- Социальная повестка в рекламной кампании коммерческого бренда: в чем подвох?
- Не стоит лезть на территорию, противоречащую сути вашего бренда
- Оппозиция тоже работает
- Не притворяйтесь что вы лучше, чем есть
- Чаще представляйте себя на месте пользователей
- Опять не в моде: почему социальная повестка так непопулярна
Социальная повестка в рекламной кампании коммерческого бренда: в чем подвох?
Контент-директор Nectarin Елена Трунова объяснила почему брендам важно не нарушать свою идентичность популярной повесткой и рассказала, как привлечь внимание аудитории при помощи сострадания, искренности и вызовам к стереотипам
За рекламными инвестициями брендов стоят бизнес задачи и коммерческие амбиции компаний. После событий 2020 года и последующих изменений в нашей жизни, альтруистическая миссия бренда интересна людям. Особенно если мы говорим о миллениалах и поколении Z — скоро представители этих поколений станут основной долей покупателей, а им важно понимать, какие ценности разделяет бренд, какую цель ставит перед собой и как все вместе взаимодействует с общечеловеческими нуждами и этикой.

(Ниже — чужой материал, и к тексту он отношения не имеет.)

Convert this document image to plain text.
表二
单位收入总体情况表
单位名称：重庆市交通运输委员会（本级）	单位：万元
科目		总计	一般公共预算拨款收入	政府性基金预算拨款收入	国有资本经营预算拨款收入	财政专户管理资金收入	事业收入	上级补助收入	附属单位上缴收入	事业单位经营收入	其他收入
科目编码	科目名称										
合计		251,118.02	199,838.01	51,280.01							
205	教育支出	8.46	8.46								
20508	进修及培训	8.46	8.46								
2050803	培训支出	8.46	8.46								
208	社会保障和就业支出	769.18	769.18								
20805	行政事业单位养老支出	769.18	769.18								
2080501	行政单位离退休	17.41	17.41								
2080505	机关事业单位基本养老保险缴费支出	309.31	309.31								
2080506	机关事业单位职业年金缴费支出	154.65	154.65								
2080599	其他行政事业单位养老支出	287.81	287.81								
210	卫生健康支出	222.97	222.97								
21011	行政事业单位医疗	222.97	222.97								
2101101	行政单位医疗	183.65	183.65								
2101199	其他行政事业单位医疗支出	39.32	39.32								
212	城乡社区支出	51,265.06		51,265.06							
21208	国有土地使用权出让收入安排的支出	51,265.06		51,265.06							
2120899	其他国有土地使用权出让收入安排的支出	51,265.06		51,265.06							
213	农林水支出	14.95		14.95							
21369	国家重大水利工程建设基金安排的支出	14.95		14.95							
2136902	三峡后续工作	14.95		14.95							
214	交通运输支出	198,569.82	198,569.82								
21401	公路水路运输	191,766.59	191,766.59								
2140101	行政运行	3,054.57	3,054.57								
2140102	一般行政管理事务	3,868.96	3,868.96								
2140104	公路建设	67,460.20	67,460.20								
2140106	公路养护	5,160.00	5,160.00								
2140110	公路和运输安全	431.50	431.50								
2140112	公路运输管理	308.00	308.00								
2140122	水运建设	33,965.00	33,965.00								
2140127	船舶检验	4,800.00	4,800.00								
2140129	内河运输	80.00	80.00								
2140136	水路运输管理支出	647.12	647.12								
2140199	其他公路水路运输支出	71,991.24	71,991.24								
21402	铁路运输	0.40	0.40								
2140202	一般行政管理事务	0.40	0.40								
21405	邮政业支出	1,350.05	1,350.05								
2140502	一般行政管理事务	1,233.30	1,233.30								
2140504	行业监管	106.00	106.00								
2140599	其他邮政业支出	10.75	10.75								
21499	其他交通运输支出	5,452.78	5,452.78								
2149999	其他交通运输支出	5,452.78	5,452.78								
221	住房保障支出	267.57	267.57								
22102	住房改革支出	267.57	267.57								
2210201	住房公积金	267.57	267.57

Изначально кажется, что все просто: достаточно выбрать любую актуальную социальную повестку и использовать ее в рекламной кампании бренда, специалисты уже придумали тысячу способов интеграций от благотворительного спецпроекта до вирусных сторис. Как показывает практика, не все так безоблачно. Одни интеграции вызывают у аудитории позитивный отклик и вовлечение, а другие рекламные кампании не принимают. Чтобы не оказаться на диджитал костре, следует учитывать ряд тонкостей.
Не стоит лезть на территорию, противоречащую сути вашего бренда
Даже если эта территория хайповая, и все туда побежали.
В 2017 в Штатах вышел крайне спорный ролик Pepsi при участии Кендалл Дженнер: бренд решил поддержать движение Black Lives Matter, но промахнулся по всем параметрам. Ванильный сценарий: молодые красивые участники протеста улыбаются друг другу и полиции, Кендалл угощает газировкой полицейского выходца с Ближнего Востока, в кадре появляются транспаранты с надписями «Join the conversation» (присоединяйся к обсуждению) — ролик вызвал такой негатив, что корпорации пришлось прилюдно принести извинения общественности.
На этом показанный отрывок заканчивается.